If $\frac{d}{dx}e{^x} = e{^x}$, then why does $\frac{d}{dx}e^{-14}$ = 0? If $\frac{d}{dx}e{^x} = e{^x}$, then why does $\frac{d}{dx}e^{-14}$ = 0?
Why doesn't $\frac{d}{dx}e^{-14}$ = $e^{-14}$?
I don't understand.
 A: Because $e^{-14}$ is a constant value. The derivative of any constant value is $0$.
A: If $f(x)=e^x$ there is a difference between take the derivative of $f(x)$ at the point $x=-14$ and derivate $f(-14)$, the first is:
$$\lim_{h\to 0}\left(\frac{f(-14+h)-f(-14)}{h}\right) = e^{-14}$$
And the second being a constant function $g(x)=f(-14)$:
$$\lim_{h\to 0}\left(\frac{g(-14+h)-g(-14)}{h}\right)=\lim_{h\to 0}\left(\frac{f(-14)-f(-14)}{h}\right) = 0$$
A: If you look at the graphs of the functions $f(x)=e^x$ and $g(x)=e^{-14}$ then you will notice that the slope of each one is different. The slope at any point $x$ on the function $f(x)=e^x$ is given by $e^x$, since $f'(x)=e^x$. The slope of $g(x)=e^{-14}$ is always zero, since $g(x)=e^{-14}$ for all $x$. 

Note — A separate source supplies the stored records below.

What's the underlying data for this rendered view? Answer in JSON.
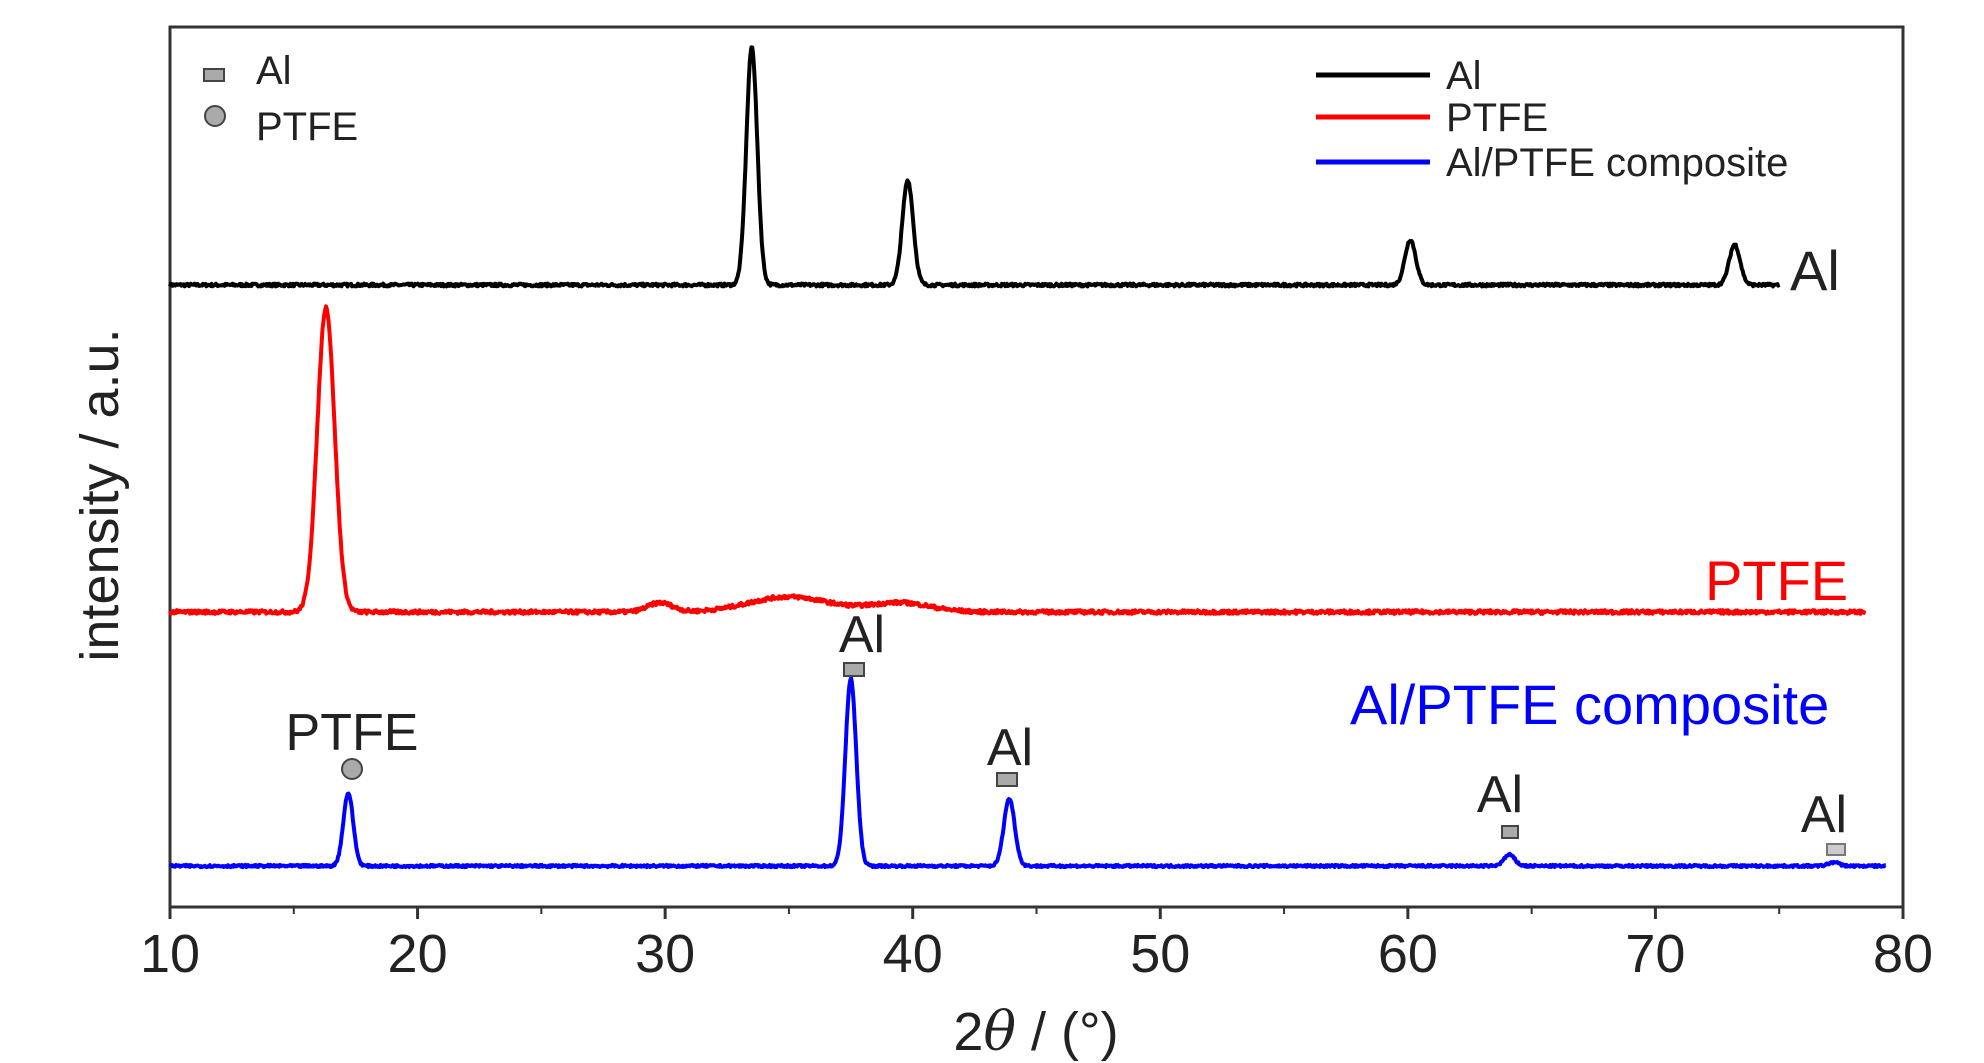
{
  "chart_data": {
    "type": "line",
    "xlabel_prefix": "2",
    "xlabel_var": "θ",
    "xlabel_suffix": " / (°)",
    "ylabel": "intensity / a.u.",
    "xlim": [
      10,
      80
    ],
    "xticks": [
      10,
      20,
      30,
      40,
      50,
      60,
      70,
      80
    ],
    "xtick_labels": [
      "10",
      "20",
      "30",
      "40",
      "50",
      "60",
      "70",
      "80"
    ],
    "legend_position": "top-right",
    "series": [
      {
        "name": "Al",
        "color": "#000000",
        "label": "Al",
        "x_end": 75,
        "baseline": 0.0,
        "peaks": [
          {
            "x": 33.5,
            "height": 1.0,
            "width": 0.22
          },
          {
            "x": 39.8,
            "height": 0.44,
            "width": 0.22
          },
          {
            "x": 60.1,
            "height": 0.19,
            "width": 0.22
          },
          {
            "x": 73.2,
            "height": 0.17,
            "width": 0.22
          }
        ]
      },
      {
        "name": "PTFE",
        "color": "#ff0000",
        "label": "PTFE",
        "x_end": 78.5,
        "baseline": 0.0,
        "peaks": [
          {
            "x": 16.3,
            "height": 1.0,
            "width": 0.35
          },
          {
            "x": 29.8,
            "height": 0.03,
            "width": 0.5
          },
          {
            "x": 35.0,
            "height": 0.05,
            "width": 1.6
          },
          {
            "x": 39.5,
            "height": 0.03,
            "width": 1.2
          }
        ]
      },
      {
        "name": "Al/PTFE composite",
        "color": "#0000ff",
        "label": "Al/PTFE composite",
        "x_end": 79.3,
        "baseline": 0.0,
        "peaks": [
          {
            "x": 17.2,
            "height": 0.39,
            "width": 0.2
          },
          {
            "x": 37.5,
            "height": 1.0,
            "width": 0.22
          },
          {
            "x": 43.9,
            "height": 0.36,
            "width": 0.22
          },
          {
            "x": 64.1,
            "height": 0.06,
            "width": 0.22
          },
          {
            "x": 77.2,
            "height": 0.02,
            "width": 0.22
          }
        ]
      }
    ],
    "phase_legend": [
      {
        "marker": "square",
        "label": "Al"
      },
      {
        "marker": "circle",
        "label": "PTFE"
      }
    ],
    "peak_annotations": [
      {
        "label": "PTFE",
        "marker": "circle",
        "x": 17.3
      },
      {
        "label": "Al",
        "marker": "square",
        "x": 37.5
      },
      {
        "label": "Al",
        "marker": "square",
        "x": 43.9
      },
      {
        "label": "Al",
        "marker": "square",
        "x": 64.1
      },
      {
        "label": "Al",
        "marker": "square",
        "x": 77.1
      }
    ]
  }
}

Remember that $e$ is just a number, $e=2.71828 \dots$ and therefore $e^{-14}=(2.7128 \dots)^{-14}=0.00000083152 \dots$
A: Consider the equation:
$$(\forall x)\, x + 1 > x$$
Obviously in this equation, you can substitute $x = -14$  or whatever you want and get an equally valid equation: $-14 + 1 > -14$.
One the other hand, consider the equation:
$$\sum_{x = 1}^4 x + n = 10 + 4n$$
What would it signify to substitute $x=-14$ into the above equation?  It would be nonsense.  For comparison, what if $n = -14$ were substituted into the above equation?  You would get the valid result $\sum_{x = 1}^{4} x + -14 = 1 - 14 + 2 - 14 + 3 - 14 + 4 - 14 = 10 - 4\cdot 14$.  That's because, even though we didn't write it, it's understood that the above equation is:
$$(\forall n)\, \sum_{x = 1}^4 x + n = 10 + 4n$$
So you can substitute any $n = \text{ whatever}$ into the above equation because that is what the forall $\forall$ indicates.
Although it's a pain, the equation
$$\frac{de^x}{dx} = e^x$$
is not a shorthand for 
$$(\forall x)\frac{de^x}{dx} = e^x$$
It is more exactly a shorthand for "the derivative of the exponential function is the exponential function", which if you want to see how ugly that actually looks:
$$\text{diff}(x \rightarrow e^x) = x \rightarrow e^x$$
That's long and difficult so we don't write that.  But the point is that you can't assume an arbitrary substitution like $x = \text{whatever}$ unless the $x$ comes from a $\forall x$.
A: $e^x$ is a function that depends on $x$. $e^{-14}$ is a constant.